Hundreds of 'Ma'ariv' workers protest sale in TA

Ma’ariv Holdings files stay of proceedings, reporting debt of NIS 408m. – of which almost a quarter is owed to employees.

Ma'ariv workers protest impending layoffs 370 (photo credit: ben hartman)
Ma'ariv workers protest impending layoffs 370
(photo credit: ben hartman)
With the future of their unpaid salaries and pension funds in doubt, hundreds of Ma’ariv employees marched to Azrieli Mall on Thursday, where they demanded answers from the newspaper’s parent company IDB Holding Corp.
Shouting “Nochi [Dankner, IDB controlling shareholder], where’s the money,” the employees announced that they will go on strike on Monday and there will be no paper on Erev Yom Kippur. As the elevators were out of order, a number of employees climbed 41 flights of stairs to the IDB offices, where a few entered the company cafeteria and created a ruckus before leaving.
The employees also tried to enter a Shufersal chain next to Azrieli Mall, but security guards barred their entry.
Haggai Matar, head of the reporters committee organized by Ma’ariv workers, said they still have not heard from management regarding how much of their outstanding salaries or pension funds terminated employees will receive, a fact that only causes greater concern.
Also Thursday, Ma’ariv Holdings filed for a stay of proceedings at the Tel Aviv District Court, reporting a debt of NIS 408 million – of which almost a quarter is owed to employees.
The company filed the application immediately after informing the Tel Aviv Stock Exchange of the completion of the sale of Ma’ariv, news website NRG and associated publications to businessman Shlomo Ben-Tzvi for up to NIS 74m.
“The newspaper has been an inalienable asset of the Israeli media since before the state’s establishment. It was the country’s most widely distributed newspaper, a status it maintained for decades,” the application said.
It continued: “Very regretfully, as has been the case with other media outlets in recent times, the newspaper’s situation has worsened. Now it is helpless, and there is no way of continuing without a credit arrangement.”
According to the application, Ma’ariv owes NIS 95.5m. to its more than 1,500 employees, including NIS 53.5m. for severance pay and NIS 20.3m. for layoffs.

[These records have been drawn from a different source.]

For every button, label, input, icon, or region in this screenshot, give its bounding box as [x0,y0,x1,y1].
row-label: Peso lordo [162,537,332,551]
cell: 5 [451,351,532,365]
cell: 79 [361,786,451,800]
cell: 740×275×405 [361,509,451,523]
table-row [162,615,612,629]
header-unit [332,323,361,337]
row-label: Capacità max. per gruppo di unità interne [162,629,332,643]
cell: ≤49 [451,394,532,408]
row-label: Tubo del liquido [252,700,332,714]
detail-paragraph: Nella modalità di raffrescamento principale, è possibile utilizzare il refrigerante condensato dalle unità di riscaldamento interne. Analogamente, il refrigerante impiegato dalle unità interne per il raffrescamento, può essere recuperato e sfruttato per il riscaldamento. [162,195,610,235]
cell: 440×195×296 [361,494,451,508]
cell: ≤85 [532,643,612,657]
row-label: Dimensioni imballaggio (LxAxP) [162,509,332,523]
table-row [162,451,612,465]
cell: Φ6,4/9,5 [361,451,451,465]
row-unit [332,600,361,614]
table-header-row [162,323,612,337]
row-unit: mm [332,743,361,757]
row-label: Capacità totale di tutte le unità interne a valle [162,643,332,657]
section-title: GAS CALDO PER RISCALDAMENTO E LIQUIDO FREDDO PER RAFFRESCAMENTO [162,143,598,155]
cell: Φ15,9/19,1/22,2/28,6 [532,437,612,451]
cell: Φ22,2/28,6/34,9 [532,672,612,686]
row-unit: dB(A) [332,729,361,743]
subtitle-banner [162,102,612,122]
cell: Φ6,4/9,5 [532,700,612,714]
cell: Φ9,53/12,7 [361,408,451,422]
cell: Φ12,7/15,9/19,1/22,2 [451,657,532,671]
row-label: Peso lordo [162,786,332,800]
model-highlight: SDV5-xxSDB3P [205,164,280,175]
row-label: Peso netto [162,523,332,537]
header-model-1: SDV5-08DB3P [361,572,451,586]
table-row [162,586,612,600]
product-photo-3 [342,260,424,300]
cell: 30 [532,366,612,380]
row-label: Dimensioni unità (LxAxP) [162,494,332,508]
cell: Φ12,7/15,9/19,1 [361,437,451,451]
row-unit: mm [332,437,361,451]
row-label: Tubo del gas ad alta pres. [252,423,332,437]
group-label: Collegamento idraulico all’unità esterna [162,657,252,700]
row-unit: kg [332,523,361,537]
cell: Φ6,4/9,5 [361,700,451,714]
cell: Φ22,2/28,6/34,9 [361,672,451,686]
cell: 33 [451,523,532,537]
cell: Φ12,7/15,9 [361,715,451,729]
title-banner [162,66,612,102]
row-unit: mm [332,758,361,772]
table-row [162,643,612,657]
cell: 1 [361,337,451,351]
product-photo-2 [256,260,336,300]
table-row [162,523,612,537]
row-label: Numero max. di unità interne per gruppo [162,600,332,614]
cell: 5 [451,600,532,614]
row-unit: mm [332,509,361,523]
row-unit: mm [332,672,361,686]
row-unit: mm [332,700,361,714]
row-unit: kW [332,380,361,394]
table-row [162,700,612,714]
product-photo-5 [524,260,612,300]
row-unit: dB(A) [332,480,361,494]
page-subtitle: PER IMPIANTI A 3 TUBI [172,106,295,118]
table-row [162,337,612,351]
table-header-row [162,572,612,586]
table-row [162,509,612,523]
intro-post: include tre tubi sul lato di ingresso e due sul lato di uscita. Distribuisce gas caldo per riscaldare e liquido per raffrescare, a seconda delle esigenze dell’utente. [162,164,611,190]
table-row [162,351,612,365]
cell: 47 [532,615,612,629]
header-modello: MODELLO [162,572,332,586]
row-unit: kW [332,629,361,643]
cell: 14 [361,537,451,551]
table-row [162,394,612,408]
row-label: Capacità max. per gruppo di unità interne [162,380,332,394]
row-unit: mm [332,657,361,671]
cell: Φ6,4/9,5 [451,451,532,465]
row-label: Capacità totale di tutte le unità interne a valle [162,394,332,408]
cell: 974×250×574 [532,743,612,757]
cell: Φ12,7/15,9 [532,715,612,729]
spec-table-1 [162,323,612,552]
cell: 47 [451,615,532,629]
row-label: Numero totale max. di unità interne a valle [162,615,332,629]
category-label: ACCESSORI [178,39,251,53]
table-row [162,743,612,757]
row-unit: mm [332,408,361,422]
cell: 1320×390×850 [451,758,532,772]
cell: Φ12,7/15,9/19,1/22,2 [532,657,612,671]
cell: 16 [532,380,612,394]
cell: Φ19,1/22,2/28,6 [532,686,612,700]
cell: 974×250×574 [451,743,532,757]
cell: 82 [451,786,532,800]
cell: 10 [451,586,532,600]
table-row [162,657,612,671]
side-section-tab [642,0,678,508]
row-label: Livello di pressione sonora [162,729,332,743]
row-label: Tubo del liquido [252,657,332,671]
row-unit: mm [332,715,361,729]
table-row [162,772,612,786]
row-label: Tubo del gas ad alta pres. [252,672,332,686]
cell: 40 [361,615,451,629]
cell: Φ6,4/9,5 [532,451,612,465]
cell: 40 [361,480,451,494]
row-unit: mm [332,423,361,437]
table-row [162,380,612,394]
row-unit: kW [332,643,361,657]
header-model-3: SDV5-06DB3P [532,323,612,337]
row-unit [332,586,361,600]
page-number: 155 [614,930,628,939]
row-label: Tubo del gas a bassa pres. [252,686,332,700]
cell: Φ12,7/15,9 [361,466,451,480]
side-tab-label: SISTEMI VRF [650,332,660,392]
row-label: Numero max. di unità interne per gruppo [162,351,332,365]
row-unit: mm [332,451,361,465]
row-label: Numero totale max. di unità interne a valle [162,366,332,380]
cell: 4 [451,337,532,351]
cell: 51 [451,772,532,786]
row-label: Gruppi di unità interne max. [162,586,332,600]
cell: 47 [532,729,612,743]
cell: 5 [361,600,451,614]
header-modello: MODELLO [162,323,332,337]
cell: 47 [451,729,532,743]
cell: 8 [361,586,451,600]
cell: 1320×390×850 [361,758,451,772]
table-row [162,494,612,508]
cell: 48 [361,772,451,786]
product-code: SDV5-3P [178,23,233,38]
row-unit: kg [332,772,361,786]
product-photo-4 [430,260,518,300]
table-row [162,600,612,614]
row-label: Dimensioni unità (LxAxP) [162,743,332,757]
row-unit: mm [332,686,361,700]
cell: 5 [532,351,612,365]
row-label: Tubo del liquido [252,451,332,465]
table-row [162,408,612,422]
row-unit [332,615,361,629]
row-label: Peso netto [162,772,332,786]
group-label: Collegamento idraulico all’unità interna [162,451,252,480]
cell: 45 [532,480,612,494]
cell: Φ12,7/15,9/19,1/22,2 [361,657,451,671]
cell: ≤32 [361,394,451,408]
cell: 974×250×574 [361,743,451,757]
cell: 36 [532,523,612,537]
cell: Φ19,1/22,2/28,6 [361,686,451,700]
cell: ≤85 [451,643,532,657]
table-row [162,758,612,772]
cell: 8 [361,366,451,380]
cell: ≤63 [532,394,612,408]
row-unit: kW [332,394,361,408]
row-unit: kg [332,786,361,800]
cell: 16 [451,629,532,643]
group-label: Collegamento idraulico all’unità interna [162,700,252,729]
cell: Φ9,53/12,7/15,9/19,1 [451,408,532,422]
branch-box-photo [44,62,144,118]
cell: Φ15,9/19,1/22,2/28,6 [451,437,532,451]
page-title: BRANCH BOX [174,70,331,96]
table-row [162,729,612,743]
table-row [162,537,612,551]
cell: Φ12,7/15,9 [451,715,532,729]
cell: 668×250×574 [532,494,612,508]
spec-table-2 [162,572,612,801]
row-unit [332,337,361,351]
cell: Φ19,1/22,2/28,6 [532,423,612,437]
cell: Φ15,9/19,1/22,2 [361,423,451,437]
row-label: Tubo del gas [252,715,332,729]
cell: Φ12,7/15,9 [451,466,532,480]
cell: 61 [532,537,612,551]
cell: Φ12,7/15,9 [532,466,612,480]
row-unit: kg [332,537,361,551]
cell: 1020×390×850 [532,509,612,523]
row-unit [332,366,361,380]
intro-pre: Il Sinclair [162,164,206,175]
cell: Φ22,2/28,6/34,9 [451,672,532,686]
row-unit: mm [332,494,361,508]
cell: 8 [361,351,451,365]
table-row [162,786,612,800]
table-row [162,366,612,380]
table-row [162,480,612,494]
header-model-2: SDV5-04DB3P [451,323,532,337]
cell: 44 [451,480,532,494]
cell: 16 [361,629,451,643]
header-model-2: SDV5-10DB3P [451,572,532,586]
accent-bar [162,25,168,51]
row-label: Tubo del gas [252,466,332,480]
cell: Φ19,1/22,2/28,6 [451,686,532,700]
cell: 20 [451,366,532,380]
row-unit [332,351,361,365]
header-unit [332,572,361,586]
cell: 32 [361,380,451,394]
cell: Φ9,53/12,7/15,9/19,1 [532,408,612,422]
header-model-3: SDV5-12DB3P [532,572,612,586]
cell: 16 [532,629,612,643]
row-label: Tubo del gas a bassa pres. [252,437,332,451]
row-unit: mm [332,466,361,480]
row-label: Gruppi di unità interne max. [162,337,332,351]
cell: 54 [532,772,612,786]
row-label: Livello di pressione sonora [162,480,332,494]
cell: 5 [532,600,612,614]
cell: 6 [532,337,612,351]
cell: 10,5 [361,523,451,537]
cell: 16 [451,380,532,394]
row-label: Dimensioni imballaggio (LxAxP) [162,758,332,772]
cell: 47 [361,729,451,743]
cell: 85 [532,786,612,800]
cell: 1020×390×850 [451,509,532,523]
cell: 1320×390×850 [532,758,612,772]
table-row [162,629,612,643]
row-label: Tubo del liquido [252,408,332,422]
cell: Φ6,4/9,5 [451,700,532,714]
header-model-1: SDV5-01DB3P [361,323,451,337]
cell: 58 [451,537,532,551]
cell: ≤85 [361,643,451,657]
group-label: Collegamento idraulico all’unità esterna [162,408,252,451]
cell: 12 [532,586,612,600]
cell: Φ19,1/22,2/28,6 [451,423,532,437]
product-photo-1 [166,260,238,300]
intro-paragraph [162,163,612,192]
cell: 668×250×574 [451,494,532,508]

It owes around NIS 54m. to the banks, NIS 67.7m. to bondholders, NIS suppliers and NIS 126m. to parent company Discount Investment Corporation.
Ben-Tzvi, publisher of national - religious newspaper Makor Rishon, declared his intention to keep publishing Ma'ariv. He committed to employing around 300 of the publication’s existing workforce, with the option of adding another 100 staff if needed. It is still unclear if Ma'ariv will stay open or merge with Makor Rishon.
Dankner was abroad during the Wednesday night board meeting at which the sale was approved. He has reportedly committed to advising the IDB board that it cover at least 69 percent of what is owed to Ma’ariv staff.
Dankner acquired control of Ma’ariv early last year, promising to turn the newspaper into a “Zionist and patriotic Israeli newspaper” that would not serve any particular political or financial interests.”
“[It will be] a newspaper committed to safeguarding democratic values, namely the rule of law and freedom of expression; a newspaper that will place a special emphasis on social sensitivities and on human interaction and the equality of all people; a newspaper that is attentive to the feelings of the public and to progress in the Galilee and the Negev and all the outlying areas,” he said at the time.